La percepción popular (recogida y aumentada por los autores esotéricos y especialmente Dan Brown) de que cinco millones de mujeres fueron quemadas vivas en una pira acusadas de brujería en Europa entre 1450 y 1750 es una completa exageración. La mayoría de los historiadores de ese periodo estiman que la cifra de 40.000 es más atinada y que un cuarto de ellos fueron hombres.

En Inglaterra sólo se registraron 200 ejecuciones –al menos, que hayan quedado documentadas en los archivos históricos- de personas acusadas de brujería. Casi todos murieron en la horca. Los escoceses, los franceses, los alemanes y los italianos sí quemaron “brujas”, pero incluso para ellos era más habitual estrangularlos antes y luego quemar el cuerpo en vez de incinerarlos vivos.

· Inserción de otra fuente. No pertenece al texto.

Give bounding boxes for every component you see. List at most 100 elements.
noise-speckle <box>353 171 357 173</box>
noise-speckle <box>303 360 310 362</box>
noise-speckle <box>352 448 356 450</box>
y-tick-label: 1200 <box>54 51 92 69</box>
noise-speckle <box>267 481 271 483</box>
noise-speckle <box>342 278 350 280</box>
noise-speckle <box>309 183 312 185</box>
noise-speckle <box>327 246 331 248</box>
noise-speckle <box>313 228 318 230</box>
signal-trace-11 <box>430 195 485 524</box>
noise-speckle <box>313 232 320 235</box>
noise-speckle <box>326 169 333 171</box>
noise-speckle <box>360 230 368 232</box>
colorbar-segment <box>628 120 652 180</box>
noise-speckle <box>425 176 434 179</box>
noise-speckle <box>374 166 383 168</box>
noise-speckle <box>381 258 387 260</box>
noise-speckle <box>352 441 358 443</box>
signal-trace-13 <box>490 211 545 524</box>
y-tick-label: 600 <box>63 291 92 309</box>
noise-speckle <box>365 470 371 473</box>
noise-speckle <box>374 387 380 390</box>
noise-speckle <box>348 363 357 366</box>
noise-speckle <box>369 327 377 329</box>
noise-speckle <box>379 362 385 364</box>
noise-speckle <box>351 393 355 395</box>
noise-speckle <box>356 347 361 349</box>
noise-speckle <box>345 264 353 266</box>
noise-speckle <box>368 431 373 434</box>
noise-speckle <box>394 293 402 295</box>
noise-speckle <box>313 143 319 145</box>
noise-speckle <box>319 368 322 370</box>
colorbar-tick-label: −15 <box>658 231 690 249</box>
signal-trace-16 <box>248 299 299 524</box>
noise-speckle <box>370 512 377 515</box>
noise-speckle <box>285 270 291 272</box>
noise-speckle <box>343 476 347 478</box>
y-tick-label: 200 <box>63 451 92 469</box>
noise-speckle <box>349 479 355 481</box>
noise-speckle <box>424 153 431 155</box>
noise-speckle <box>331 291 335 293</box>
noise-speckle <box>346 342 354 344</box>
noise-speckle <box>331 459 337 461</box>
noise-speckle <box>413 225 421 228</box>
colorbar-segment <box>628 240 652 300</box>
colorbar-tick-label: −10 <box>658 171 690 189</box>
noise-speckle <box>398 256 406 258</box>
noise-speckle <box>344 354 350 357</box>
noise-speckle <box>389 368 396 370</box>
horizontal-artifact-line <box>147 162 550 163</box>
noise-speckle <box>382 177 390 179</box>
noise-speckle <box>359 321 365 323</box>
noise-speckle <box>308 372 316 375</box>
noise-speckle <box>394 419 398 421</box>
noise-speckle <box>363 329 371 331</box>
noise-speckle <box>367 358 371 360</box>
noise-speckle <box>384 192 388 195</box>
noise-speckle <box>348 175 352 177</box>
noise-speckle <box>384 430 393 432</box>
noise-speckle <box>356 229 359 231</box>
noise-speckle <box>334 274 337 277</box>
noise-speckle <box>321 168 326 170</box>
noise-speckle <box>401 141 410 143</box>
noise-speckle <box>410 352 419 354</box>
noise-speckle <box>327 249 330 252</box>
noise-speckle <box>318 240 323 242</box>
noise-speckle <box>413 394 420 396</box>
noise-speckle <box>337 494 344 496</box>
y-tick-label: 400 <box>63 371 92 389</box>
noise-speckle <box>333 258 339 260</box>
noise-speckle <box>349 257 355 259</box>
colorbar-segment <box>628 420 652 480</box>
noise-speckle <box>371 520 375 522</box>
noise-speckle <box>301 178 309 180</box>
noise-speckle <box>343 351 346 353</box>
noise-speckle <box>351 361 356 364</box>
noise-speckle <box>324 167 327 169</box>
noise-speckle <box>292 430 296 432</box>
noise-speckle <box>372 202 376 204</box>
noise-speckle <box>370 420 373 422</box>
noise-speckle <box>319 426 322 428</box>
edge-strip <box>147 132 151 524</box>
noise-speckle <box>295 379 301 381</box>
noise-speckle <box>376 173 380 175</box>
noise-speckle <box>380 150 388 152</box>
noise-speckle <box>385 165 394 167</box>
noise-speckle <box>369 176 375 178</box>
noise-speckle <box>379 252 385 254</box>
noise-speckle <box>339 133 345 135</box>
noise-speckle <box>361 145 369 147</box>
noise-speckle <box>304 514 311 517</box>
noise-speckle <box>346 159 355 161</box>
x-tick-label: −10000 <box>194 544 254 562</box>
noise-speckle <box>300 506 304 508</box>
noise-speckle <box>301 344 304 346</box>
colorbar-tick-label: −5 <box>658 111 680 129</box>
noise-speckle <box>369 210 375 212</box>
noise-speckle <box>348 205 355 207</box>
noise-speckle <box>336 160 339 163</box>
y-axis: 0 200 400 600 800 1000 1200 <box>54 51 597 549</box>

En Gran Bretaña, en el periodo que va de 1440 a 1650, sólo se quemó a una bruja por siglo. Margery Jordemaine, la “Bruja del Ojo”, fue quemada en Smithfield el 27 de octubre de 1441; Isabella Billington, en York en 1650 –aunque se la ahorcó antes-; e Isabel Cockie en 1596.

En Inglaterra, una acusación de brujería no terminaba necesariamente en sentencia de muerte. La Iglesia –a menudo responsabilizada de la persecución- no tomaba parte en los juicios. Los acusadores debían demostrar que una bruja les había perjudicado y los jurados ingleses eran sorprendentemente reacios a condenar. El 75% de los juicios terminaban en absolución.

Contrariamente al mito popular de enfervorizadas turbamultas, parece ser que había un considerable
rechazo a la idea de la caza de brujas, rechazo compartido por los jueces y la gente ordinaria. La persecución de brujas era considerada supersticiosa, perjudicial para el orden público e innecesariamente cara. La pira de Isabel Cockie, por ejemplo, costó el equivalente a más de 1.000 libras esterlinas actuales.

No es fácil saber quiénes eran estas brujas y qué ocurría realmente, pero es prácticamente seguro que los sacrificios rituales de niños y las cópulas con animales ocurrieran sólo en la activa imaginación de los inquisidores y el pueblo, no en los aquelarres. Algunos investigadores sugieren que la brujería fue la supervivencia de cultos paganos, probablemente con tintes orgiásticos, a Diana o a Dionisos. Sólo una proporción realmente pequeña, no sólo de las acusadas, sino de las practicantes, eran verdaderas brujas: atraídas por los bulos de la propia Iglesia, muchas mujeres practicaban ritos que no entendían o inventaban, excitadas por las promesas de poder y fortuna. Además, se trataba de un saber iniciático de transmisión oral. La feroz persecución hizo que esta doctrina fuera aún más secreta, y deformada en las cámaras de tortura, donde las víctimas inventaban cualquier cosa que satisficiera a su verdugo. Ahí surgió la imagen de la bruja lasciva e infanticida que había de ser borrada de la faz de la Tierra. Curiosamente, a la posteridad ha llegado un arquetipo de mujer vieja y decrépita, pero lo cierto es que muchas mujeres jóvenes y bellas acabaron en la hoguera: su atractivo sexual era la prueba de su maldad.

Pocas voces arriesgaron su seguridad para intentar poner freno a la locura de católicos, calvinistas y luteranos –quienes por cierto, se acusaban entre ellos de brujería y herejía-. Una de estas voces fue la del padre jesuita Spee, quien, convencido de la inocencia de los más de 200 reos que acompaño a la hoguera, publicó anónimamente en 1631 un libro en el que afirmó que todos los canónigos, doctores y obispos de la Iglesia se confesarían hechiceros si fueran sometidos a las mismas torturas.

Pero no fueron estas protestas las que detuvieron el horror. De la misma manera que la creencia había aparecido de la nada, durante el siglo XVII fue desapareciendo progresivamente sin más motivo que un cambio en el ambiente: el auge del racionalismo y el nacimiento de una postura científica ante la naturaleza, impulsada principalmente por Galileo –víctima también de la Inquisición-. A finales del siglo XVII, terminó esta pesadilla.